Supermarket chain operator Nagasakiya Co., which is currently protected from creditors under the corporate rehabilitation law, said Monday it has been granted six more months to compile a business rehabilitation plan, due partly to the large number of its creditors.
The Tokyo District Court originally set May 19 as the deadline, but has agreed with Nagasakiya’s rehabilitation administrator to postpone it to Nov. 19, it said.
Nagasakiya’s five affiliates that are also under court protection have received similar rescheduling for submitting rehabilitation plans, it added.
Nagasakiya said the postponement was sought to allow more time to determine the amount of debts owed to creditors.
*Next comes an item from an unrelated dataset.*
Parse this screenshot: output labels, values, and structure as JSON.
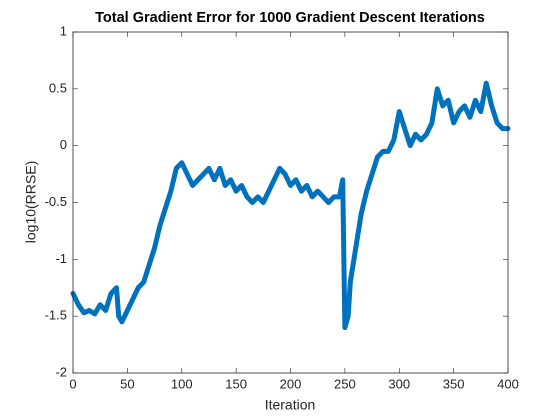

The administrator faces difficulties, partly because of the large number of creditors — several thousands of corporations — and partly because of difficulties in determining the value of properties Nagasakiya placed as collateral.
The continued falls in land prices in Japan and the complicated ownership of the collateral properties make it difficult to calculate the value.
Nagasakiya, a Tokyo-based midsize supermarket chain operator, effectively went bankrupt Feb. 13, 2000, when it filed for court protection from creditors.
Its liabilities amounted to some 300 billion yen, making it the largest bankruptcy in Japan’s retail sector in terms of liabilities. Its rehabilitation officially began last May, with U.S. investment firm Cerberus Group offering financial support.
Chains cut jobs, stores
Japan’s supermarket chains, in line with streamlining programs, slashed the number of their outlets by 3 percent and full-time employees by 4 percent during fiscal 2000, it was learned Monday.
According to the Japan Chain Stores Association, its 109 member companies closed many of their loss-making and inefficient small-scale outlets, leaving 7,053 outlets nationwide as of the end of March, down by 228 from a year earlier.
Amid intensifying competition with discount retailers, sales at supermarkets nationwide are in a 28-month-long slump. A continuing fall in prices has also cut into their profits, prompting the firms to cut costs to survive.
While the firms had about 472,500 people on their payroll — roughly unchanged from a year ago — the number of full-time employees fell 4.2 percent to about 191,500.
Store operators made up for the gap by hiring more part-time workers, which cost them less. The number of part-timers rose 3.1 percent to 281,000.